Bradykarde Rhythmusstörungen
Bradykarde Rhythmusstörungen (Tabelle 1) liegen vor, wenn die Kammerfrequenz unter 50/min beträgt, und können durch Störungen in Sinusknoten, Vorhöfen, AV-Knoten oder His-Bündel-System allein oder in Kombination hervorgerufen werden. Sinusknotendysfunktionen können als Sinusbradykardie, sinuatriale Blockierungen oder Sinusknotenstillstand imponieren [1]. AV-Blockierungen werden als Grad I bis III klassifiziert, je nach Ausmaß der atrioventrikulären Überleitungsstörung. AV-Blockierungen I. und II. Grades treten sehr häufig innerhalb von 24 Stunden nach einem Infarkt auf und dauern gewöhnlich nicht länger als 72 Stunden an [18]. Komplette AV-Blockierungen (Grad III) sind bei vielen Patienten mit akutem Koronarsyndrom ebenfalls nur vorübergehend, bei den meisten Patienten kann nach drei bis sieben Tagen wieder eine unauffällige atrioventrikuläre Überleitung nachgewiesen werden.
Tachykarde Rhythmusstörungen
Tachykardien (Tabelle 2 und 3) sind definiert als Rhythmusstörungen mit einer Kammerfrequenz über 100/min.
Bei supraventrikulären Tachykardien (SVT) sind anatomische Strukturen oberhalb der Aufteilung des His-Bündels in die Tawaraschenkel beteiligt. Zu diesen supraventrikulären Tachyarrhythmien gehören atriale Tachykardien, AV-Knoten-Reentry-Tachykardien, Tachykardien aufgrund akzessorischer Leitungsbahnen, AV-junktionale Tachykardien, Vorhofflattern und Vorhofflimmern.
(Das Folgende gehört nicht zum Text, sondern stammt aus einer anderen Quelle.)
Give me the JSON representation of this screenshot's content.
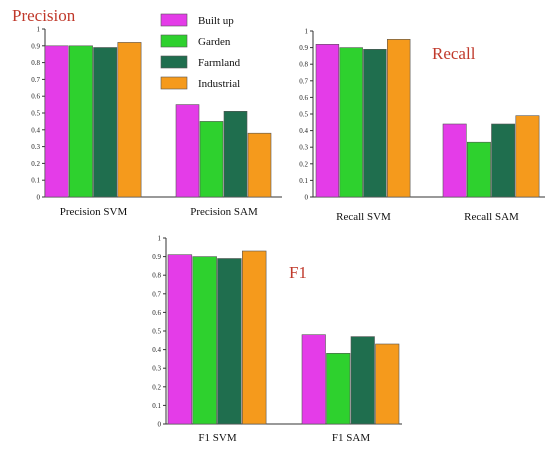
{
  "chart_data": [
    {
      "type": "bar",
      "title": "Precision",
      "categories": [
        "Precision SVM",
        "Precision SAM"
      ],
      "ylim": [
        0,
        1
      ],
      "yticks": [
        "0",
        "0.1",
        "0.2",
        "0.3",
        "0.4",
        "0.5",
        "0.6",
        "0.7",
        "0.8",
        "0.9",
        "1"
      ],
      "legend": "top-right",
      "series": [
        {
          "name": "Built up",
          "color": "#e43ce8",
          "values": [
            0.9,
            0.55
          ]
        },
        {
          "name": "Garden",
          "color": "#2ed12e",
          "values": [
            0.9,
            0.45
          ]
        },
        {
          "name": "Farmland",
          "color": "#1f6e4e",
          "values": [
            0.89,
            0.51
          ]
        },
        {
          "name": "Industrial",
          "color": "#f59a1c",
          "values": [
            0.92,
            0.38
          ]
        }
      ]
    },
    {
      "type": "bar",
      "title": "Recall",
      "categories": [
        "Recall SVM",
        "Recall SAM"
      ],
      "ylim": [
        0,
        1
      ],
      "yticks": [
        "0",
        "0.1",
        "0.2",
        "0.3",
        "0.4",
        "0.5",
        "0.6",
        "0.7",
        "0.8",
        "0.9",
        "1"
      ],
      "series": [
        {
          "name": "Built up",
          "color": "#e43ce8",
          "values": [
            0.92,
            0.44
          ]
        },
        {
          "name": "Garden",
          "color": "#2ed12e",
          "values": [
            0.9,
            0.33
          ]
        },
        {
          "name": "Farmland",
          "color": "#1f6e4e",
          "values": [
            0.89,
            0.44
          ]
        },
        {
          "name": "Industrial",
          "color": "#f59a1c",
          "values": [
            0.95,
            0.49
          ]
        }
      ]
    },
    {
      "type": "bar",
      "title": "F1",
      "categories": [
        "F1 SVM",
        "F1 SAM"
      ],
      "ylim": [
        0,
        1
      ],
      "yticks": [
        "0",
        "0.1",
        "0.2",
        "0.3",
        "0.4",
        "0.5",
        "0.6",
        "0.7",
        "0.8",
        "0.9",
        "1"
      ],
      "series": [
        {
          "name": "Built up",
          "color": "#e43ce8",
          "values": [
            0.91,
            0.48
          ]
        },
        {
          "name": "Garden",
          "color": "#2ed12e",
          "values": [
            0.9,
            0.38
          ]
        },
        {
          "name": "Farmland",
          "color": "#1f6e4e",
          "values": [
            0.89,
            0.47
          ]
        },
        {
          "name": "Industrial",
          "color": "#f59a1c",
          "values": [
            0.93,
            0.43
          ]
        }
      ]
    }
  ]
}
Allen SVT gemeinsam ist die Breite des QRS-Komplexes, die gewöhnlich 80 bis 100 ms beträgt.
Tachykarde ventrikuläre Rhythmusstörungen sind mono- oder polymorphe Kammertachykardien, Torsade de pointes-Tachykardien, Kammerflattern und Kammerflimmern. Der plötzliche Herztod (PHT) ist als schwerwiegendste Form tachykarder ventrikulärer Rhythmusstörungen aufzufassen [18].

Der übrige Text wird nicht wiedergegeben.